ここでは、厚生省労働保険福祉局老人保健課監修の「褥瘡の予防・治療ガイドライン」(照林社)の内容に沿って紹介します。
ステージ1は、局所の圧迫と取り除いても消退しない発赤、紅斑 の状態
ステージ2は、真皮にまでとどまる皮膚傷害(水疱やびらん、浅い潰瘍) の状態
ステージ3は、傷害が真皮を越えて、皮下脂肪の層にまで及ぶ褥瘡 のこと
ステージ4は、傷害が筋肉や腱、関節包にまで及ぶ褥瘡 のこと
以上が大きく4分類した場合の褥瘡深達度の目安です。
ステージの数字が大きくなればなるほど、褥瘡と深達度のレベルは深刻になり、ステージ1と2は「浅い褥瘡」、ステージ3と4は「深い褥瘡」という様に分類されます。
〇褥瘡の深達度は「見た目」で測れない
褥瘡は、皮下組織に起こる傷害、損傷です。
外傷性の皮膚損傷と異なり、肌の上から見るだけでは正しく状況を把握することができない場合もあります。

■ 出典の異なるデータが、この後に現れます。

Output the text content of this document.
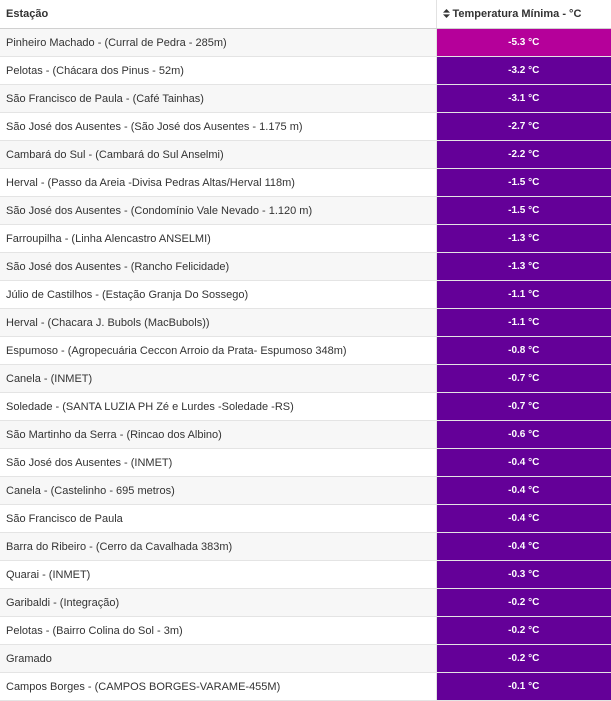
Estação	Temperatura Mínima - °C
Pinheiro Machado - (Curral de Pedra - 285m)	-5.3 °C
Pelotas - (Chácara dos Pinus - 52m)	-3.2 °C
São Francisco de Paula - (Café Tainhas)	-3.1 °C
São José dos Ausentes - (São José dos Ausentes - 1.175 m)	-2.7 °C
Cambará do Sul - (Cambará do Sul Anselmi)	-2.2 °C
Herval - (Passo da Areia -Divisa Pedras Altas/Herval 118m)	-1.5 °C
São José dos Ausentes - (Condomínio Vale Nevado - 1.120 m)	-1.5 °C
Farroupilha - (Linha Alencastro ANSELMI)	-1.3 °C
São José dos Ausentes - (Rancho Felicidade)	-1.3 °C
Júlio de Castilhos - (Estação Granja Do Sossego)	-1.1 °C
Herval - (Chacara J. Bubols (MacBubols))	-1.1 °C
Espumoso - (Agropecuária Ceccon Arroio da Prata- Espumoso 348m)	-0.8 °C
Canela - (INMET)	-0.7 °C
Soledade - (SANTA LUZIA PH Zé e Lurdes -Soledade -RS)	-0.7 °C
São Martinho da Serra - (Rincao dos Albino)	-0.6 °C
São José dos Ausentes - (INMET)	-0.4 °C
Canela - (Castelinho - 695 metros)	-0.4 °C
São Francisco de Paula	-0.4 °C
Barra do Ribeiro - (Cerro da Cavalhada 383m)	-0.4 °C
Quarai - (INMET)	-0.3 °C
Garibaldi - (Integração)	-0.2 °C
Pelotas - (Bairro Colina do Sol - 3m)	-0.2 °C
Gramado	-0.2 °C
Campos Borges - (CAMPOS BORGES-VARAME-455M)	-0.1 °C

体表に現れた皮膚の損傷が小さく見えていたとしても、実際の深達度は想定したよりも深く、炎症や感染が進んでいるケースは珍しくないのです。
●褥瘡の深達度を正しく把握するポイント
まずは、見た目の印象と状態で褥瘡の深達度を推測します。
予想を立てて経過を観察しますが、この分類はあやふやなもので、実態に即した適切な処置が必要だということを覚えておきましょう。
創の状態を見て、浅い創または深い創の二つに大別してみます。
新しい肉芽細胞が鮮やかな赤色をし、滲出液が過剰に分泌しておらず臭いが少ない創は、浅い創だと判断して良いでしょう。
深い創の場合、創面に黄色や茶色の部分が多く、滲出液が過剰に分泌(または乾燥状態で硬化)していることが多いです。
創面の茶・黒色や濁った赤色部分は、炎症反応が出ていると見ます菌が繁殖して、正常な皮膚、肉芽細胞ができない状態です。
●深達度に応じた適切な処置のポイント
浅い褥瘡は、細胞形成に必要な条件を整え、炎症や感染を防ぐ処置を行うことが重要です。
浸出液コントロールをしながら湿潤環境を維持します。
外用薬を塗布して創傷部分のケアを行い、創周辺の保湿ケア、体位変換(による体圧分散とずれ力)も継続しましょう。
深い創にある炎症や壊死細胞は、周囲の細胞に悪影響を及ぼしますので、デブリードマンや切除を行い、きれいな創を育てる環境づくりをします。
ずれ力によってポケットを形成している場合は、ポケットの切開をして膿や壊死細胞が残らないように処置を行いましょう。